Do you estimate the size of your individual work items? Good! Or is it?
Experience teaches us that estimations are very, very often wrong, and that’s okay. However, if there are ways to estimate just how wrong we are, shouldn’t we further embrace that instead of deciding on one number and hoping it’s kind of okay? What if we could tell just how wrong we likely are? Introducing the Monte Carlo Simulation.
Blog post overview
1️⃣ Why are estimations wrong?
2️⃣ What is the Monte Carlo Simulation and how does it work?
Why are estimations wrong?
First of all, let me dive a bit deeper into why your estimations are so often wrong.
Off the bat, estimating complex work with no basis is very hard. You are much more likely to be wrong than to be right. In fact, you are often so wrong that the amount of items you complete is more constant than the number of story points. Don’t believe me? Why don’t you check your team’s historical data for both and see for yourself? If you find that your estimates are more correct: Congratulations, you are the exception. If this is not the case, do read on. In fact, why don’t you read on either way? You might be able to avoid some waste.
The problem with averages
Let’s say you track the average amount of work you get done every 2 weeks (the most common length of a sprint). Good job, you haven taken a first, important step: gathering data. You are now well on your way to making better estimations and eventually completing every sprint. Right? Well, you could be, but first: How are you planning your next sprint? Do you take the average amount of work you get done and put that in the planner? If so, you now have a 50% chance that you will achieve your goal. That doesn’t sound too good, does it? However, if I told you that you are more likely to finish MORE than your chosen amount, that might soften the blow a bit. Even so, you want to make sure you achieve the goals you set, right?
First, we have to be realistic. We can NEVER guarantee we will reach our goal. There is no such thing as being 100% sure, especially in a complex environment such as ours. But what we can do is factor in the risk. If we predict we have an 85% chance of making our goal and there’s close to 85% chance we will finish more than the goal, that sounds a lot better already, doesn’t it?
So how do we do this? Here’s where the Monte Carlo Simulation comes into play.
What is the Monte Carlo Simulation and how does it work?
Part of what a Monte Carlo Simulation (MCS for short) is all about is encapsulated in its name: it’s a simulation. It takes in historical data and makes simulations with the goal of making an assessment of the future. No matter what, the future is uncertain. But with the right amount of simulations, we can estimate the chances of particular outcomes.

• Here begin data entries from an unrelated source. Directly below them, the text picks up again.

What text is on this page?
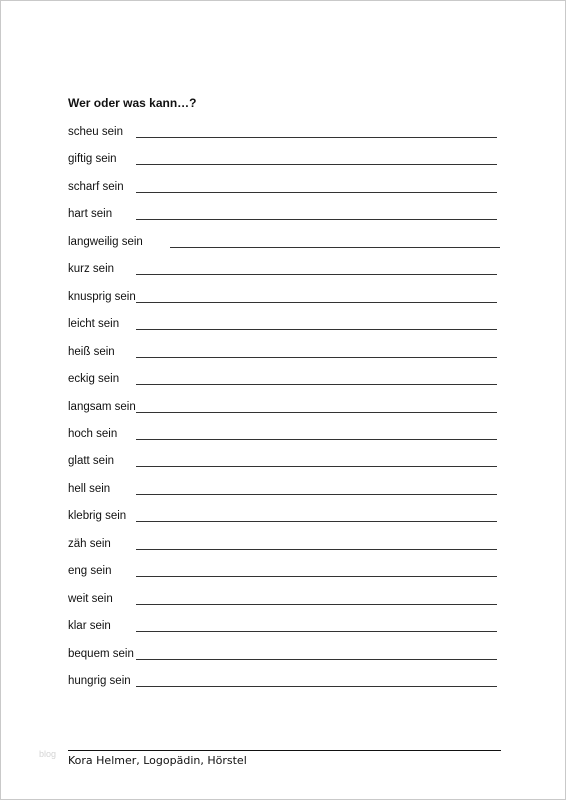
Wer oder was kann…?
scheu sein
giftig sein
scharf sein
hart sein
langweilig sein
kurz sein
knusprig sein
leicht sein
heiß sein
eckig sein
langsam sein
hoch sein
glatt sein
hell sein
klebrig sein
zäh sein
eng sein
weit sein
klar sein
bequem sein
hungrig sein
blog Kora Helmer, Logopädin, Hörstel
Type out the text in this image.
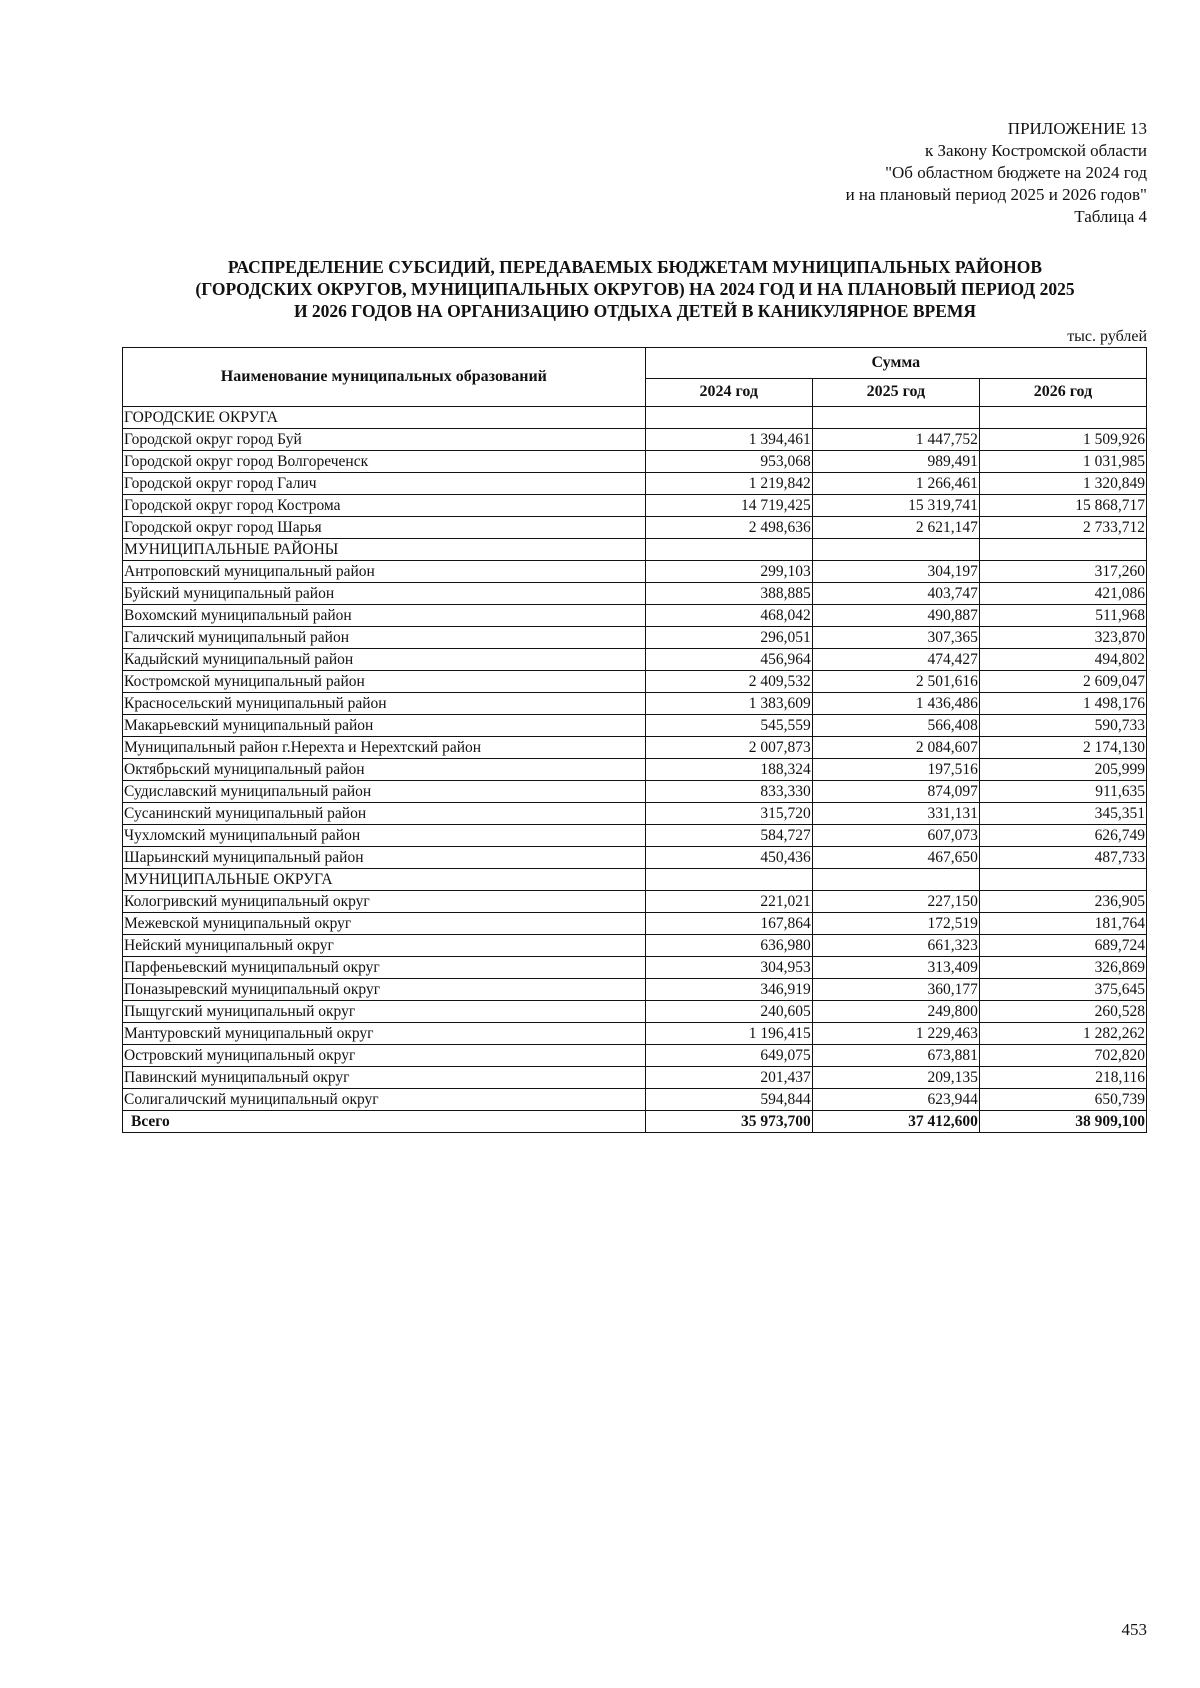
ПРИЛОЖЕНИЕ 13
к Закону Костромской области
"Об областном бюджете на 2024 год
и на плановый период 2025 и 2026 годов"
Таблица 4
РАСПРЕДЕЛЕНИЕ СУБСИДИЙ, ПЕРЕДАВАЕМЫХ БЮДЖЕТАМ МУНИЦИПАЛЬНЫХ РАЙОНОВ
(ГОРОДСКИХ ОКРУГОВ, МУНИЦИПАЛЬНЫХ ОКРУГОВ) НА 2024 ГОД И НА ПЛАНОВЫЙ ПЕРИОД 2025
И 2026 ГОДОВ НА ОРГАНИЗАЦИЮ ОТДЫХА ДЕТЕЙ В КАНИКУЛЯРНОЕ ВРЕМЯ
тыс. рублей
Наименование муниципальных образований	Сумма		
	2024 год	2025 год	2026 год
ГОРОДСКИЕ ОКРУГА			
Городской округ город Буй	1 394,461	1 447,752	1 509,926
Городской округ город Волгореченск	953,068	989,491	1 031,985
Городской округ город Галич	1 219,842	1 266,461	1 320,849
Городской округ город Кострома	14 719,425	15 319,741	15 868,717
Городской округ город Шарья	2 498,636	2 621,147	2 733,712
МУНИЦИПАЛЬНЫЕ РАЙОНЫ			
Антроповский муниципальный район	299,103	304,197	317,260
Буйский муниципальный район	388,885	403,747	421,086
Вохомский муниципальный район	468,042	490,887	511,968
Галичский муниципальный район	296,051	307,365	323,870
Кадыйский муниципальный район	456,964	474,427	494,802
Костромской муниципальный район	2 409,532	2 501,616	2 609,047
Красносельский муниципальный район	1 383,609	1 436,486	1 498,176
Макарьевский муниципальный район	545,559	566,408	590,733
Муниципальный район г.Нерехта и Нерехтский район	2 007,873	2 084,607	2 174,130
Октябрьский муниципальный район	188,324	197,516	205,999
Судиславский муниципальный район	833,330	874,097	911,635
Сусанинский муниципальный район	315,720	331,131	345,351
Чухломский муниципальный район	584,727	607,073	626,749
Шарьинский муниципальный район	450,436	467,650	487,733
МУНИЦИПАЛЬНЫЕ ОКРУГА			
Кологривский муниципальный округ	221,021	227,150	236,905
Межевской муниципальный округ	167,864	172,519	181,764
Нейский муниципальный округ	636,980	661,323	689,724
Парфеньевский муниципальный округ	304,953	313,409	326,869
Поназыревский муниципальный округ	346,919	360,177	375,645
Пыщугский муниципальный округ	240,605	249,800	260,528
Мантуровский муниципальный округ	1 196,415	1 229,463	1 282,262
Островский муниципальный округ	649,075	673,881	702,820
Павинский муниципальный округ	201,437	209,135	218,116
Солигаличский муниципальный округ	594,844	623,944	650,739
Всего	35 973,700	37 412,600	38 909,100
453
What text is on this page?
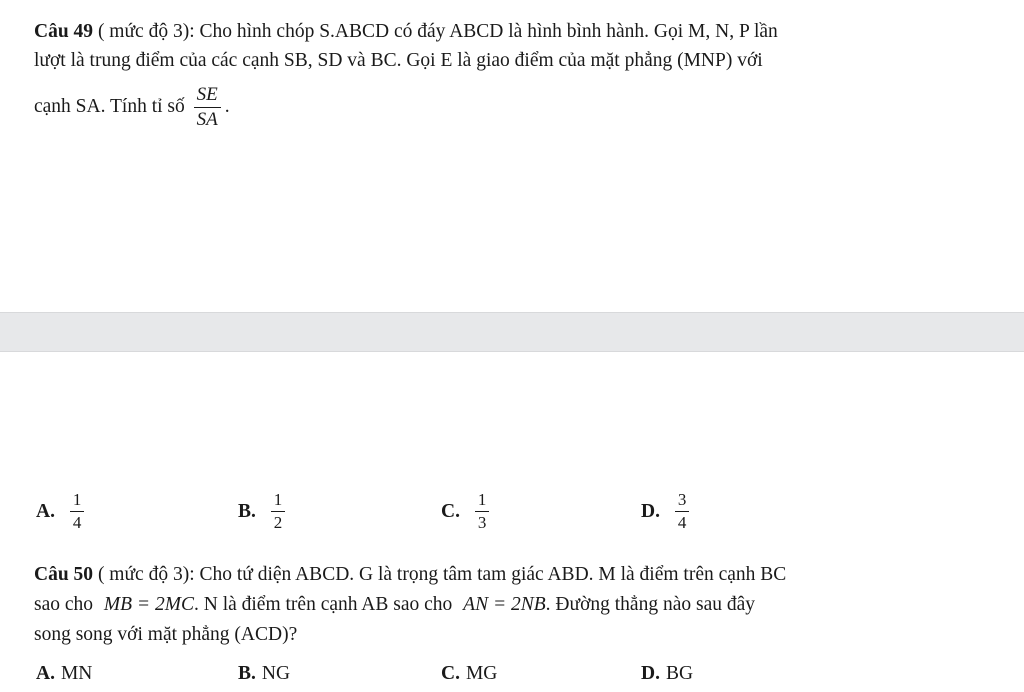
Câu 49 ( mức độ 3): Cho hình chóp S.ABCD có đáy ABCD là hình bình hành. Gọi M, N, P lần
lượt là trung điểm của các cạnh SB, SD và BC. Gọi E là giao điểm của mặt phẳng (MNP) với
cạnh SA. Tính tỉ số $\frac{SE}{SA}$ .
A. $\frac{1}{4}$	B. $\frac{1}{2}$	C. $\frac{1}{3}$	D. $\frac{3}{4}$
Câu 50 ( mức độ 3): Cho tứ diện ABCD. G là trọng tâm tam giác ABD. M là điểm trên cạnh BC
sao cho MB = 2MC. N là điểm trên cạnh AB sao cho AN = 2NB. Đường thẳng nào sau đây
song song với mặt phẳng (ACD)?
A. MN	B. NG	C. MG	D. BG
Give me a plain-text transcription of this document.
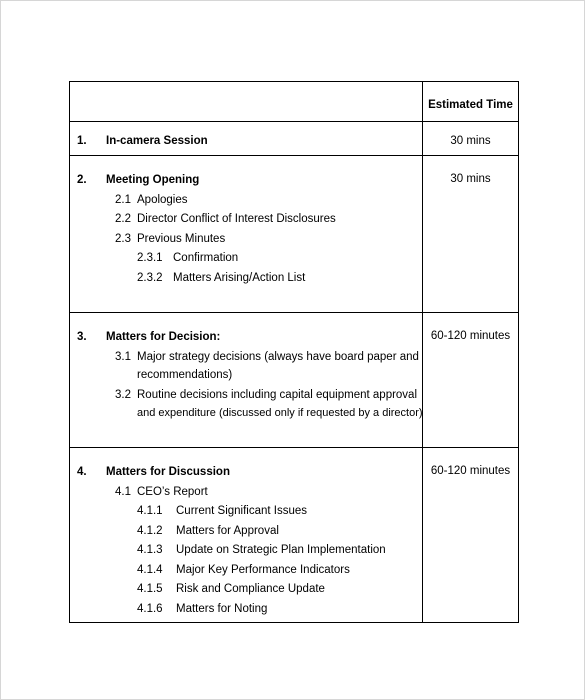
Estimated Time
1. In-camera Session	30 mins
2. Meeting Opening	30 mins
2.1 Apologies
2.2 Director Conflict of Interest Disclosures
2.3 Previous Minutes
2.3.1 Confirmation
2.3.2 Matters Arising/Action List
3. Matters for Decision:	60-120 minutes
3.1 Major strategy decisions (always have board paper and
recommendations)
3.2 Routine decisions including capital equipment approval
and expenditure (discussed only if requested by a director)
4. Matters for Discussion	60-120 minutes
4.1 CEO’s Report
4.1.1 Current Significant Issues
4.1.2 Matters for Approval
4.1.3 Update on Strategic Plan Implementation
4.1.4 Major Key Performance Indicators
4.1.5 Risk and Compliance Update
4.1.6 Matters for Noting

Based on this, a conversation can happen about how we want to scope a project or something similar. How certain do we want to be that we are finished by (very important: not ON but BY) a certain date? Based on the simulations, we can say: “There’s an 85% chance of us being finished by this date, but there’s also a considerable probability that we will be finished earlier.” Depending on the way you want to scope the project, you can choose an Agile Scope (where you finish the time budget and see what you have) or an Agile Budget (where more budget can be allocated as long as the goal of the project is not reached). The Monte Carlo Simulation will allow you to accommodate both with this kind of assessment.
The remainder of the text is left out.